Among the singers who performed with him were Teófilo Ibáñez, followed by Andrés Falgás, and then Jorge Ortiz—who became the orchestra’s most successful vocalist. Ortiz briefly left to perform with Miguel Caló but later returned to Biagi. His most memorable interpretations include Yuyo verde, Indiferencia, Pájaro ciego, Misa de once, and Soledad la de Barracas.

Other singers who passed through Biagi’s orchestra included Alberto Lago, Alberto Amor, and Carlos Acuña, noted for his versions of the tangos A la luz del candil, Lonjazos, and Uno. Also part of the orchestra were Carlos Saavedra, Carlos Heredia, Carlos Almagro, and Hugo Duval—who stayed with Biagi the longest, up until the orchestra disbanded.

Among the musicians who worked with Biagi during this period were bandoneonists Juan Migliore and Agustín Bergato; violinists Oscar del Fuente (who was also his arranger), Naum Klotzman, and Cayetano Nostro; and bassist Donato Calabrese.

Other notable collaborators included bandoneonists Alfredo Attadia, Miguel Bonano, and Ricardo Pedevilla, and violinists Marcos Larrosa, Claudio González, and again Oscar del Fuente, who also served as his arranger. Biagi even had a stand-in pianist, Juan Carlos Giampé, who replaced him on the radio on Sundays so Biagi could attend the racetrack.

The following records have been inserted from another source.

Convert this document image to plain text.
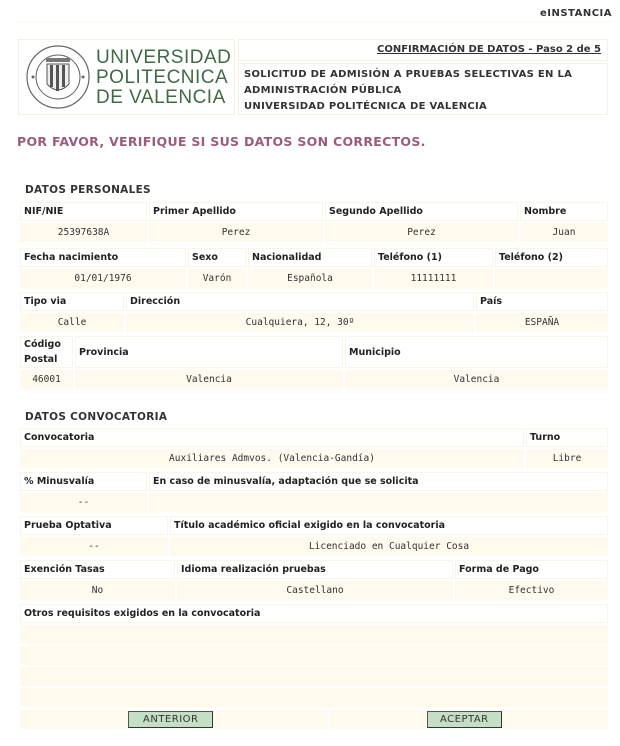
eINSTANCIA
UNIVERSIDAD
POLITECNICA
DE VALENCIA
CONFIRMACIÓN DE DATOS - Paso 2 de 5
SOLICITUD DE ADMISIÓN A PRUEBAS SELECTIVAS EN LA
ADMINISTRACIÓN PÚBLICA
UNIVERSIDAD POLITÉCNICA DE VALENCIA
POR FAVOR, VERIFIQUE SI SUS DATOS SON CORRECTOS.
DATOS PERSONALES
NIF/NIE	Primer Apellido	Segundo Apellido	Nombre
25397638A	Perez	Perez	Juan
Fecha nacimiento	Sexo	Nacionalidad	Teléfono (1)	Teléfono (2)
01/01/1976	Varón	Española	11111111	
Tipo via	Dirección	País
Calle	Cualquiera, 12, 30º	ESPAÑA
Código Postal	Provincia	Municipio
46001	Valencia	Valencia
DATOS CONVOCATORIA
Convocatoria	Turno
Auxiliares Admvos. (Valencia-Gandía)	Libre
% Minusvalía	En caso de minusvalía, adaptación que se solicita
--	
Prueba Optativa	Título académico oficial exigido en la convocatoria
--	Licenciado en Cualquier Cosa
Exención Tasas	Idioma realización pruebas	Forma de Pago
No	Castellano	Efectivo
Otros requisitos exigidos en la convocatoria

ANTERIOR	ACEPTAR
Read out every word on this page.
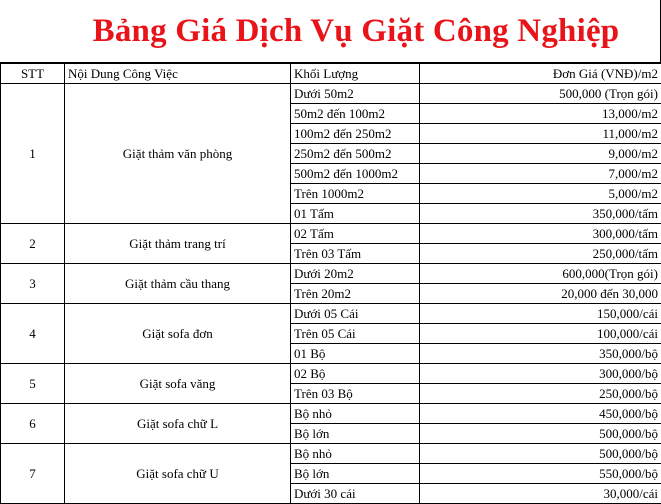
Bảng Giá Dịch Vụ Giặt Công Nghiệp
STT	Nội Dung Công Việc	Khối Lượng	Đơn Giá (VNĐ)/m2
1	Giặt thảm văn phòng	Dưới 50m2	500,000 (Trọn gói)
		50m2 đến 100m2	13,000/m2
		100m2 đến 250m2	11,000/m2
		250m2 đến 500m2	9,000/m2
		500m2 đến 1000m2	7,000/m2
		Trên 1000m2	5,000/m2
		01 Tấm	350,000/tấm
2	Giặt thảm trang trí	02 Tấm	300,000/tấm
		Trên 03 Tấm	250,000/tấm
3	Giặt thảm cầu thang	Dưới 20m2	600,000(Trọn gói)
		Trên 20m2	20,000 đến 30,000
4	Giặt sofa đơn	Dưới 05 Cái	150,000/cái
		Trên 05 Cái	100,000/cái
		01 Bộ	350,000/bộ
5	Giặt sofa văng	02 Bộ	300,000/bộ
		Trên 03 Bộ	250,000/bộ
6	Giặt sofa chữ L	Bộ nhỏ	450,000/bộ
		Bộ lớn	500,000/bộ
7	Giặt sofa chữ U	Bộ nhỏ	500,000/bộ
		Bộ lớn	550,000/bộ
		Dưới 30 cái	30,000/cái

Among his many compositions are the tango Cruz Diablo; the waltzes Amor y vals, Como en un cuento, and the tango Humillación, all with lyrics by Carlos Bahr; the tangos Gólgota, Magdala, and Por tener un corazón in collaboration with Francisco Gorrindo; the milongas Campo afuera and Por la güeya, with lyrics by Homero Manzi; the tango Dejá el mundo como está with Rodolfo Sciammarella; Oh, mama mía with Carlos Marín; and Indiferencia with Juan Carlos Thorry.

Biagi died suddenly on September 24, 1969, due to a drop in blood pressure.